Insomnie 1, deux pages. Pas frais du tout après une nuit difficile, Monsieur Jean prend un café à une terrasse, avec son ami Clément. Il lui explique qu’en ce moment, il n’arrive jamais à s’endormir avant cinq heures du matin. Il a tout essayé : zapper pendant des heures devant son poste de télévision, lire au lit, par exemple Voyage au bout de la nuit de Céline. Rien n’y fait. Il est même allé au cinéma voir Prise de tête, le film de Jacques Oignon. Clément fait semblant de s’être endormi, tout en ronflant. Alors que Jean s’énerve que son ami se moque de lui, Clément lui donne son truc infaillible contre l’insomnie, un truc tout simple : laisser faire. – Le voyage à Lisbonne, quinze pages. Monsieur Jean est attablé chez ses parents, avec sur la table son gâteau d’anniversaire. Sa mère lui amène son cadeau, et son père se tient debout en train d’ouvrir la bouteille de champagne. Les parents se retrouvent dans la cuisine, la mère disant qu’ils auraient dû acheter le four à micro-ondes, le père rétorquant que leur fils avait besoin d’une perceuse. La mère retrouve son fils pensif dans la salle à manger. Il lui demande si elle n’aurait pas vu une boîte à chaussures dans laquelle il rangeait son courrier. Il ne l’a pas trouvé chez lui, et finalement il n’a pas le souvenir de l’avoir emportée. Concrètement, il cherche une lettre qu’il a écrite quand il avait quinze ou seize ans : elle s’adressait à l’homme qu’il serait à trente ans. Ça fait une semaine qu’il se creuse le crâne pour savoir où elle se trouve. Il a dû la mettre dans la boîte, ça semble logique.

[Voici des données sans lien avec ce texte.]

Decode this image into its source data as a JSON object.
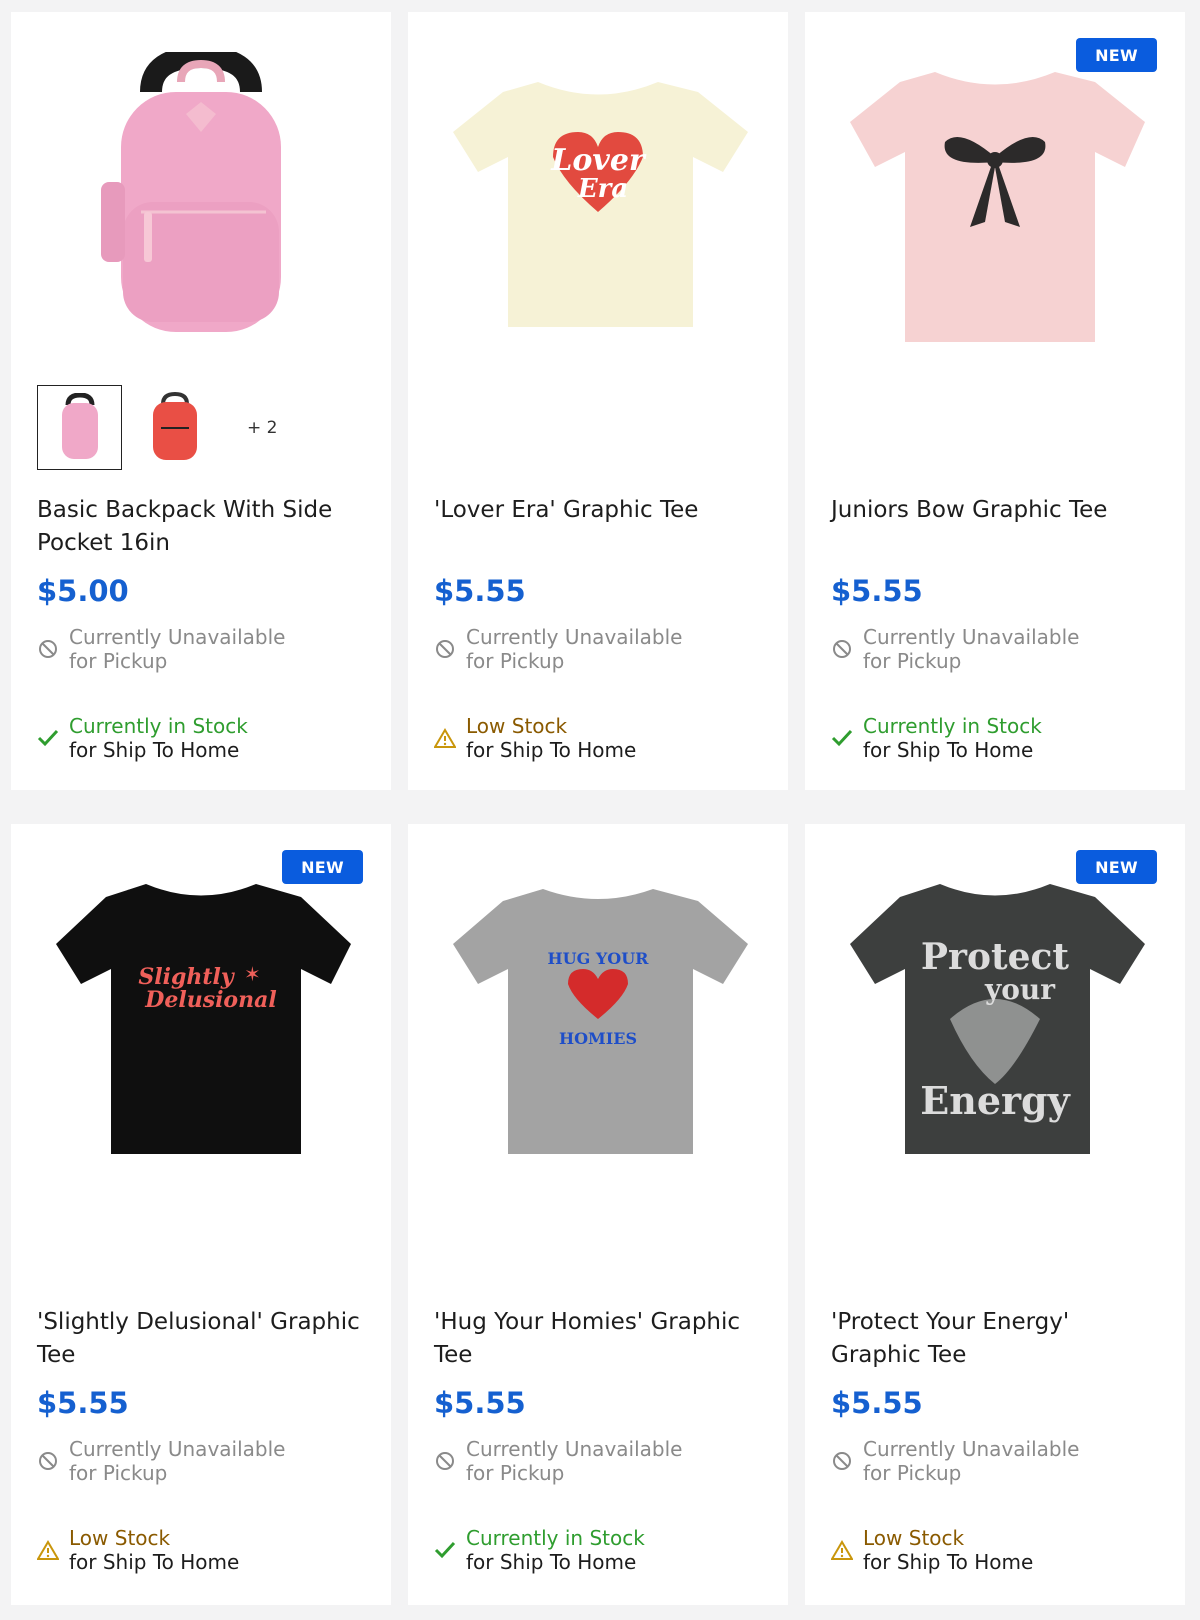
{
  "colors": {
    "accent": "#0a5cde",
    "price": "#1560d0",
    "in_stock": "#2f9d2f",
    "low_stock": "#8a5a00",
    "unavailable": "#8a8a8a"
  },
  "products": [
    {
      "title": "Basic Backpack With Side Pocket 16in",
      "price": "$5.00",
      "badge": "",
      "thumbs_more": "+ 2",
      "pickup_line1": "Currently Unavailable",
      "pickup_line2": "for Pickup",
      "ship_line1": "Currently in Stock",
      "ship_line2": "for Ship To Home",
      "ship_status": "in-stock"
    },
    {
      "title": "'Lover Era' Graphic Tee",
      "price": "$5.55",
      "badge": "",
      "pickup_line1": "Currently Unavailable",
      "pickup_line2": "for Pickup",
      "ship_line1": "Low Stock",
      "ship_line2": "for Ship To Home",
      "ship_status": "low-stock",
      "graphic_text": [
        "Lover",
        "Era"
      ]
    },
    {
      "title": "Juniors Bow Graphic Tee",
      "price": "$5.55",
      "badge": "NEW",
      "pickup_line1": "Currently Unavailable",
      "pickup_line2": "for Pickup",
      "ship_line1": "Currently in Stock",
      "ship_line2": "for Ship To Home",
      "ship_status": "in-stock"
    },
    {
      "title": "'Slightly Delusional' Graphic Tee",
      "price": "$5.55",
      "badge": "NEW",
      "pickup_line1": "Currently Unavailable",
      "pickup_line2": "for Pickup",
      "ship_line1": "Low Stock",
      "ship_line2": "for Ship To Home",
      "ship_status": "low-stock",
      "graphic_text": [
        "Slightly",
        "Delusional"
      ]
    },
    {
      "title": "'Hug Your Homies' Graphic Tee",
      "price": "$5.55",
      "badge": "",
      "pickup_line1": "Currently Unavailable",
      "pickup_line2": "for Pickup",
      "ship_line1": "Currently in Stock",
      "ship_line2": "for Ship To Home",
      "ship_status": "in-stock",
      "graphic_text": [
        "HUG YOUR",
        "HOMIES"
      ]
    },
    {
      "title": "'Protect Your Energy' Graphic Tee",
      "price": "$5.55",
      "badge": "NEW",
      "pickup_line1": "Currently Unavailable",
      "pickup_line2": "for Pickup",
      "ship_line1": "Low Stock",
      "ship_line2": "for Ship To Home",
      "ship_status": "low-stock",
      "graphic_text": [
        "Protect",
        "your",
        "Energy"
      ]
    }
  ]
}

Les co-auteurs continuent sur leur lancée, en narrant les petits riens du quotidien de Monsieur Jean, un auteur de roman. Il en a écrit au moins un : La table d’ébène, et celui-ci a rencontré un vrai succès. Au cours des histoires de ce tome, le lecteur comprend que le romancier travaille sur la traduction de nouvelles de William Somerset Maugham (1876-1965). Il est donc un peu question de culture de ci, de là, avec des références à Maugham, au film Le jour se lève (1939), de Marcel Carmé (1906-1996) avec Jules Berry (1883-1951), au groupe Genesis (un poster dans une chambre), à Frank Zappa (1940-1993, un autre poster), à Billie Holiday (1915-1959) & Thelonius Monk (1917-1982) par le biais de trois disque vinyle, et à Fernando Pessoa (1888-1935) lors du voyage de Monsieur Jean à Lisbonne. Le lecteur retrouve la structure en scénettes d’une à six pages, et une histoire plus longue de quinze pages emmenant Monsieur Jean à l’étranger, à l’instar de son voyage dans la campagne du côté d’Avignon dans le premier tome. À nouveau, les auteurs s’attachent à une forme de quotidien de leur personnage, la banalité de la vie pour lui, une forme d’exotisme pour le lecteur qui n’est pas romancier, ou pas parisien, ou qui n’a pas vécu à cette époque, ou tout cela à la fois. Il retrouve également les dessins empruntant à la ligne claire, sans en respecter toutes les caractéristiques, et évoquant de ci de là ceux de Frank Margerin.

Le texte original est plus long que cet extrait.